No hay vocación pero sí mucha vacación. Lo relevante es mantenerse como siempre con una plaza asegurada y siguiendo la ley del mínimo esfuerzo, sin compromisos con la sociedad, sólo para sí mismos y su causa inexistente. ¿Quién lo paga? ¿Quién lo reconoce? Ahora que necesitamos salir del rezago, nuestra maquinaria educativa (con todas sus pequeñas partes cargadas de gritos y pancartas) nuevamente se convierte en reaccionaria. Tomamos la ciudad y la dejamos apartada para la lucha desde el Zócalo hasta Ermita. Si pretextos sobran, lo que falta es voluntad. Qué maldita costumbre de acostumbrarse, de resignarse, de no intentarlo. Que maldita la costumbre de vivir así. Sin la esperanza, ya que queda al último. Sin la dignidad primaria. Que maldita costumbre de las malditas ganas de disfrazar las malas causas como buenas. Que maldita costumbre de creerse todo. Sin educación no hay progreso, pero sí hay gritos. Preferimos la pobreza, la ignorancia, seguir viviendo en el graffiti del barrio bajo. No hay mejoras salariales, no hay incentivos para formar una carrera magisterial, no hay generación de progreso, vivir en el retraso, la violencia y la patada de ahogado. Ahí, donde nos gusta, nos sentimos orgullosos de nuestra apatía disfrazada de tolerancia. ¿Diálogo? Sí. ¿Presupuesto? Sí. ¿Conciliación de intereses? Sí. ¿Joder al prójimo? Sí.
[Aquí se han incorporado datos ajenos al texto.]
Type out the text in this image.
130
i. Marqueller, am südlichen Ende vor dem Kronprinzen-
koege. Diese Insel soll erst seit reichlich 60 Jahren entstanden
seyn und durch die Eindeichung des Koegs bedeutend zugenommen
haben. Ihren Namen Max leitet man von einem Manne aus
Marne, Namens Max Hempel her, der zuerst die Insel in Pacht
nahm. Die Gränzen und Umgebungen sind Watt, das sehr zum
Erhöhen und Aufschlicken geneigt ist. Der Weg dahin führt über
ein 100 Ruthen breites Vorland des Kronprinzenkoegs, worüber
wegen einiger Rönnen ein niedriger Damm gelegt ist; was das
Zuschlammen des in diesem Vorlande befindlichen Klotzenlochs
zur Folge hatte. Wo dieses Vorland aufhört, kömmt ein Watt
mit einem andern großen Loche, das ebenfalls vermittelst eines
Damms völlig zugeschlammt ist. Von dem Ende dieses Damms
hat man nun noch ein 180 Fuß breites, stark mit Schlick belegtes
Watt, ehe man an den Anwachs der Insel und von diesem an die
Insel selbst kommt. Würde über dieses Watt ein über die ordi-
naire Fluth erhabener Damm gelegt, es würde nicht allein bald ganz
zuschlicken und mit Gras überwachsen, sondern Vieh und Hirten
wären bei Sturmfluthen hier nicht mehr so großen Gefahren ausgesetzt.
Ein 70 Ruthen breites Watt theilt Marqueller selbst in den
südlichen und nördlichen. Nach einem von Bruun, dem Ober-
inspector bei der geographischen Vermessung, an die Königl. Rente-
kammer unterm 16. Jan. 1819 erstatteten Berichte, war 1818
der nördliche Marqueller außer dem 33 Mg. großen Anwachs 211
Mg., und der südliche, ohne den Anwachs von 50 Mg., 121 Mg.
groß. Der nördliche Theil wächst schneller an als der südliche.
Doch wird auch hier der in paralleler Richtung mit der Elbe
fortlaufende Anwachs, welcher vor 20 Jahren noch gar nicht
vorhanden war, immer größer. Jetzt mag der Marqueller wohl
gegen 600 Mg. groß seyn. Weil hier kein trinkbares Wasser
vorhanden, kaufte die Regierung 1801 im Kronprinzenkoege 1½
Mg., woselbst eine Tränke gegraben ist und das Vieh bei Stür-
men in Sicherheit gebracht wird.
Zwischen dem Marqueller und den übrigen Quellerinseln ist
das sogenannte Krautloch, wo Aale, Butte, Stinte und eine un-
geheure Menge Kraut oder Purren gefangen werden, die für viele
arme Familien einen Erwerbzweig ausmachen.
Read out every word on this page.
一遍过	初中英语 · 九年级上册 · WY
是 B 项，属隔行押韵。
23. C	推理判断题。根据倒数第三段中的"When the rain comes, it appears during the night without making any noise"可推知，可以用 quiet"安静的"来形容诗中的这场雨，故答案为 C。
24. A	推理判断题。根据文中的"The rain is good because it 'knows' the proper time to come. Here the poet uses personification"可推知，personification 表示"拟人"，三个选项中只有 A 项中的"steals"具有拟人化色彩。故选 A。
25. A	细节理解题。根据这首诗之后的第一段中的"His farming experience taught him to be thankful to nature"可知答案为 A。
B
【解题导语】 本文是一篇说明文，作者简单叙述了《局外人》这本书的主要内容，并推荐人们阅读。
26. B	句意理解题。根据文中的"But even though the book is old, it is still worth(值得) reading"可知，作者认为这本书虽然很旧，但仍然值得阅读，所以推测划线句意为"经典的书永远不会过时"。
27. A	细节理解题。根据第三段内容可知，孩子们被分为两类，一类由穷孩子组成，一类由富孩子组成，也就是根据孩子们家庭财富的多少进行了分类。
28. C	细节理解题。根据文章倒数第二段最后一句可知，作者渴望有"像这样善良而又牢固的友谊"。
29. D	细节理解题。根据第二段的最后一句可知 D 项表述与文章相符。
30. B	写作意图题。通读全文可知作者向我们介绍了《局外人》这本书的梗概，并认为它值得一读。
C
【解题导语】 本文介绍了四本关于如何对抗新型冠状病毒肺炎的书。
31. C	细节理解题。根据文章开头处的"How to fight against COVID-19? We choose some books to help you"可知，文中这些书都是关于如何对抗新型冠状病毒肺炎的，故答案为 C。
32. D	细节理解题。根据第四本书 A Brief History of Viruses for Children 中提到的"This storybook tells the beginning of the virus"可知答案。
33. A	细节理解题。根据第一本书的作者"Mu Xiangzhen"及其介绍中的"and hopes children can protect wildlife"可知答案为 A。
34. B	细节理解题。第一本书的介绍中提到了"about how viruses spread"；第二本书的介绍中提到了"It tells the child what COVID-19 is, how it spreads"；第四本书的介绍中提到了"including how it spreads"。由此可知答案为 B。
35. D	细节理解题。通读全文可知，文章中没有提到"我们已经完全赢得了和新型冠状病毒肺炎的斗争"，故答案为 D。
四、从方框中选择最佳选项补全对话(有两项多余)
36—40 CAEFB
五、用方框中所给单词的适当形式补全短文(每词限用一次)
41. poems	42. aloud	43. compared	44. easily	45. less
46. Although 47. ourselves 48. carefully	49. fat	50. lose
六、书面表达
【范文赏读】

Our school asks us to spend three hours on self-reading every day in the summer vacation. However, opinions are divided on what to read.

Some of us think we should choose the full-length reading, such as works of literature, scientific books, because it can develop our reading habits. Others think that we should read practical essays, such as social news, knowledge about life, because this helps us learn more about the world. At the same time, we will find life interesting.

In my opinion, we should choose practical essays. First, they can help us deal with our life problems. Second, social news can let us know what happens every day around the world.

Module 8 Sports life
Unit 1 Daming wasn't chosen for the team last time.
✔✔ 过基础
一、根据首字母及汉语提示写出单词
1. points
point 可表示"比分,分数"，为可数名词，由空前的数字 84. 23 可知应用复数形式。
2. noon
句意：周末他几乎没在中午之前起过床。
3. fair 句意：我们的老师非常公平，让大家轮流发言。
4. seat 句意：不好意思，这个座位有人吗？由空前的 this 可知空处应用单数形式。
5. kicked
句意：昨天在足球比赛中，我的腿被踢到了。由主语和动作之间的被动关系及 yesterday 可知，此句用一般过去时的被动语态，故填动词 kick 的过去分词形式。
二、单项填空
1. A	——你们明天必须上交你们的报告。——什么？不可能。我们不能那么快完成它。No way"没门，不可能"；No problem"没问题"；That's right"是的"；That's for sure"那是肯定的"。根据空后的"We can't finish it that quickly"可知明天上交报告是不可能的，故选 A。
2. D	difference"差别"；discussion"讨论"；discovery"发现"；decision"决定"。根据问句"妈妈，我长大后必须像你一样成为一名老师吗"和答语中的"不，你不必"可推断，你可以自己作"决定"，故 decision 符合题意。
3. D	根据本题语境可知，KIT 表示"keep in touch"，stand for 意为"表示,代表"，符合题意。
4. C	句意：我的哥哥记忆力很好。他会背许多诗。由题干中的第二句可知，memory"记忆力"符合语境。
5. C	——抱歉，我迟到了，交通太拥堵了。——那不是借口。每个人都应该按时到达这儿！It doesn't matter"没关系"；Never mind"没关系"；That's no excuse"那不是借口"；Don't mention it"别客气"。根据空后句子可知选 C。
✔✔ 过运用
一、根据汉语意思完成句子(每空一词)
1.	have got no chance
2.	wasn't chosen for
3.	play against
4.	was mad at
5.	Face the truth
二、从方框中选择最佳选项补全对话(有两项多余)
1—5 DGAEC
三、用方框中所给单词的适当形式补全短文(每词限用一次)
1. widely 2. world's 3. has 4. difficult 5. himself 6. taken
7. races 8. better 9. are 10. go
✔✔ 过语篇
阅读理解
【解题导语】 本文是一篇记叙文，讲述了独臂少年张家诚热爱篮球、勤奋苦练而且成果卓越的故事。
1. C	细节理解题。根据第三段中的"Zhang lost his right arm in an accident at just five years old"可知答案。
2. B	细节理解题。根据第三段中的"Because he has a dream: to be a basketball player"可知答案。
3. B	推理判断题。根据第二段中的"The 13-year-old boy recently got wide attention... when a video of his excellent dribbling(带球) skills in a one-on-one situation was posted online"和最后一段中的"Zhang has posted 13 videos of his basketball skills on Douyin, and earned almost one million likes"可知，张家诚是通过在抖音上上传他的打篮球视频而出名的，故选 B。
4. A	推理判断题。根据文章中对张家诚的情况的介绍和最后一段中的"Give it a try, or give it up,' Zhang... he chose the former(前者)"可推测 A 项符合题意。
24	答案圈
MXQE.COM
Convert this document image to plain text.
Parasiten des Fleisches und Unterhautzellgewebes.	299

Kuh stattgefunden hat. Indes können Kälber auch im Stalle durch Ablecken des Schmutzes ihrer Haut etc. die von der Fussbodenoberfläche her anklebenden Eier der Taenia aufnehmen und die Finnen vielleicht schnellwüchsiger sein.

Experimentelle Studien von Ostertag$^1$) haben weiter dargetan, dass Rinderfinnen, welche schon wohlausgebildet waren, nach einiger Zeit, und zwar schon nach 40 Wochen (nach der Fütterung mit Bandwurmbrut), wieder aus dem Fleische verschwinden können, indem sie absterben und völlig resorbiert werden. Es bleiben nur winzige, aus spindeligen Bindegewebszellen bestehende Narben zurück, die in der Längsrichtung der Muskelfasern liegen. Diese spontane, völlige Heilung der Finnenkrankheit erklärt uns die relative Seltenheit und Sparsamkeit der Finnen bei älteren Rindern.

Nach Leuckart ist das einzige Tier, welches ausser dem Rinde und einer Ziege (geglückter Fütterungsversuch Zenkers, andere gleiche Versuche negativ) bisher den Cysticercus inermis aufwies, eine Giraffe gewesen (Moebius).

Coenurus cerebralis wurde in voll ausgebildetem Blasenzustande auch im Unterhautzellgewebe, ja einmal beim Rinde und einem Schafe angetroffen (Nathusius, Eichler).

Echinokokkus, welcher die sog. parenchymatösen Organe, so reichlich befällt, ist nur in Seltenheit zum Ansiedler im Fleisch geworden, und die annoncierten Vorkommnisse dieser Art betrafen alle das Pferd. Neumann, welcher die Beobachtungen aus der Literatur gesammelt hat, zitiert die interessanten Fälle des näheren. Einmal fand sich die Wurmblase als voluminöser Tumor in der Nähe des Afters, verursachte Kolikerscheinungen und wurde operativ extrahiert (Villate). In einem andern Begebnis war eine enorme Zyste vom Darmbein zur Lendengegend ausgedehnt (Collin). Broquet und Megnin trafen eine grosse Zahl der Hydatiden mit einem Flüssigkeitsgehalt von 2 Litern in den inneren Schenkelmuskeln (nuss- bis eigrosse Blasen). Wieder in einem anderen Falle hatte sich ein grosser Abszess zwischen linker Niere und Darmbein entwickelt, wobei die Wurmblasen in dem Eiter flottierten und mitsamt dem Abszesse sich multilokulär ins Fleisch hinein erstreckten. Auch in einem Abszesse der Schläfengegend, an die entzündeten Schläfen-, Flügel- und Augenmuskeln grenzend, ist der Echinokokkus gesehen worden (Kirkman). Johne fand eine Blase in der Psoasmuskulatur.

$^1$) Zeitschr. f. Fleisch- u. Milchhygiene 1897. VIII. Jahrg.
¿Pero a quién le importa? El que no demuestra autoridad, rara vez obtendrá respeto. No me hagas pagarte el predial ni el agua, porque mis impuestos se van en proteger criminales, los que lo parecen y los que no lo parecen. ¿Enseñar mejor? No es necesario, enseña a tus alumnos a gritar, a romper, a violentar y les asegurarás (y a ti mismo y a la causa) con tu doctrina una chambita mediocre para siempre. Los intereses de grupo están por encima del reclamo ciudadano, de generaciones enteras que han exigido mejorar la educación. Y todo esto sucede en la ciudad de la esperanza recién tornada en ciudad de la desesperación. El ser humano quiere sobresalir, vivir mejor, con seguridad. Una camisa limpia, una buena comida y unos cuantos pesos en la bolsa decía el clásico. De verdad que cada vez nos la ponen más difícil. Para aprender a vivir en este nuevo barrio bajo, pareciera que hay que ensuciarse las manos. Y me niego. Mejor, para cambiar la costumbre, lávenselas ustedes, reyes del graffiti citadino.